"Is the church keeping and discipling new believers who join? Suppose a church reached twenty non-believers for Christ in the last year. Did the church see a corresponding increase in attendance? If not, why not? Is the congregation an aging one, and several died within the year? Are longer term members leaving the church as the church changes? Does the church have a poor strategy for discipling new members? Or, more positively, did the church send out a team to begin a church plant? Whatever the cause for the discrepancy between additions and attendance, the church must respond appropriately."The real question here is more basic: is the church growing numerically at all? And still more basic: what is the relationship of a church's statistical growth to its health? Can a church not grow and be healthy? It does seem possible that a church can have a vibrant, faithful life engaging in effective ministries and yet not grow in numbers, but it is more likely that a healthy church will grow in size. The quality of its life will attract others to it. Those "looking for something" will find that something in a healthy church more frequently and fully than not. So, yes, a healthy church will grow in numbers and display a general balance in age groups. Theological orientation, it must also be said, is not the issue. Healthy liberal churches are as apt to grow in numbers as healthy conservative ones.

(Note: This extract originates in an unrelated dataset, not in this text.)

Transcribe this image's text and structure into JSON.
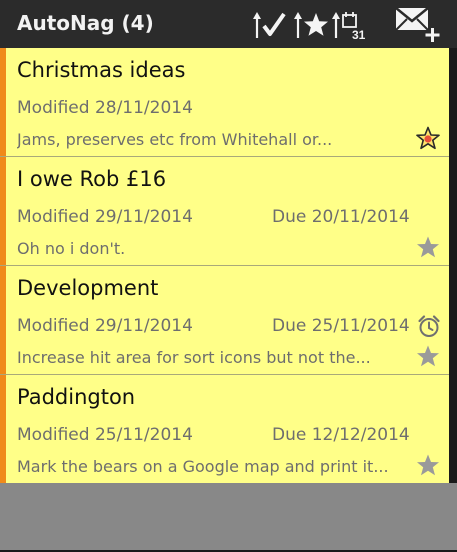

Let me once not engage in the terminology quibbles that we progressives often quibble about. We, for example, like to insist that church "growth" is about more than increasing the number of members in a church. The most important aspects of a growing church, we insist, are more about spirituality, vitality of worship, and other such things than about numbers. This quibble, however, can obscure the fact that under normal circumstances a church that is growing in faith is likely to be one growing in numbers as well. In our quibbling state of mind, we might also feel that Lawless seems overly concerned about numbers. Church growth folks on his end of the theological scale usually are. Even so and in spite of our quibbles, he and they have a point, which is that healthy churches under normal circumstances should be growing in numbers of people attending worship, participating in church life, and adding their names to the membership rolls.

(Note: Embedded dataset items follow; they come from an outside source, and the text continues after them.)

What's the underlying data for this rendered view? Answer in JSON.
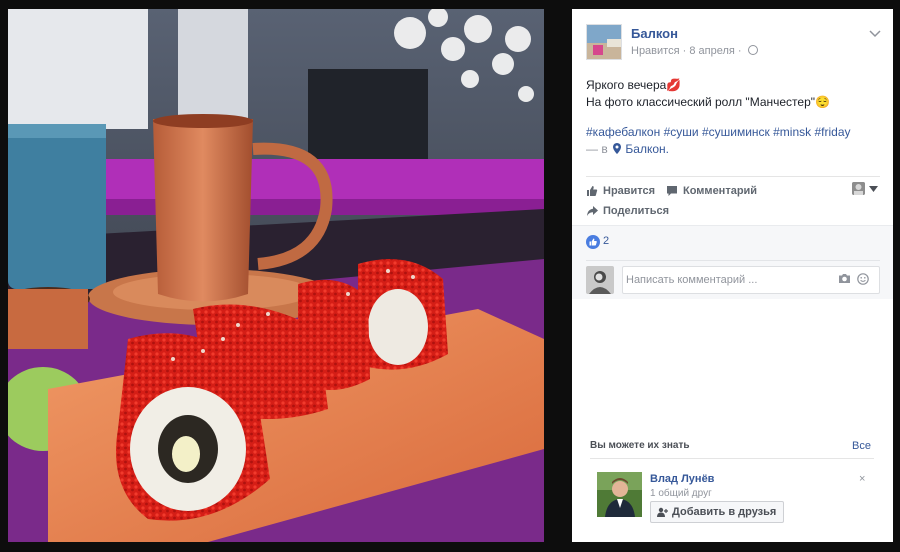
{
  "post": {
    "page_name": "Балкон",
    "like_page": "Нравится",
    "date_separator": "·",
    "date": "8 апреля",
    "text_line1": "Яркого вечера💋",
    "text_line2": "На фото классический ролл \"Манчестер\"😌",
    "hashtags": [
      "#кафебалкон",
      "#суши",
      "#сушиминск",
      "#minsk",
      "#friday"
    ],
    "location_prefix": "— в",
    "location": "Балкон."
  },
  "actions": {
    "like": "Нравится",
    "comment": "Комментарий",
    "share": "Поделиться"
  },
  "reactions": {
    "like_count": "2"
  },
  "comment_box": {
    "placeholder": "Написать комментарий ..."
  },
  "suggestions": {
    "title": "Вы можете их знать",
    "see_all": "Все",
    "dismiss": "×",
    "person": {
      "name": "Влад Лунёв",
      "mutual": "1 общий друг",
      "add_button": "Добавить в друзья"
    }
  },
  "colors": {
    "link": "#365899",
    "like_blue": "#4a7de0",
    "bar_magenta": "#b02fb8",
    "plate_orange": "#e27a4a"
  },
  "icons": [
    "thumbs-up-icon",
    "comment-icon",
    "share-icon",
    "globe-icon",
    "chevron-down-icon",
    "camera-icon",
    "emoji-icon",
    "add-friend-icon"
  ]
}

We have to be careful about our quibbles! We can quibble ourselves out of facing up to the stern reality of statistical growth. Numbers are one indicator (in the majority of cases) of health. This does not mean, of course, that big churches or rapidly growing churches are healthier. They can and often do build their growth on the shifting sands of a personality cult or social prestige—all of which does not change the relationship of church health to statistical growth. In the end, not all churches that grow numerically are healthy nor are all churches that do not grow unhealthy, but there remains a general correlation between health and numbers. Healthy churches are more likely to grow in numbers than not. Unhealthy churches are less likely to grow in numbers.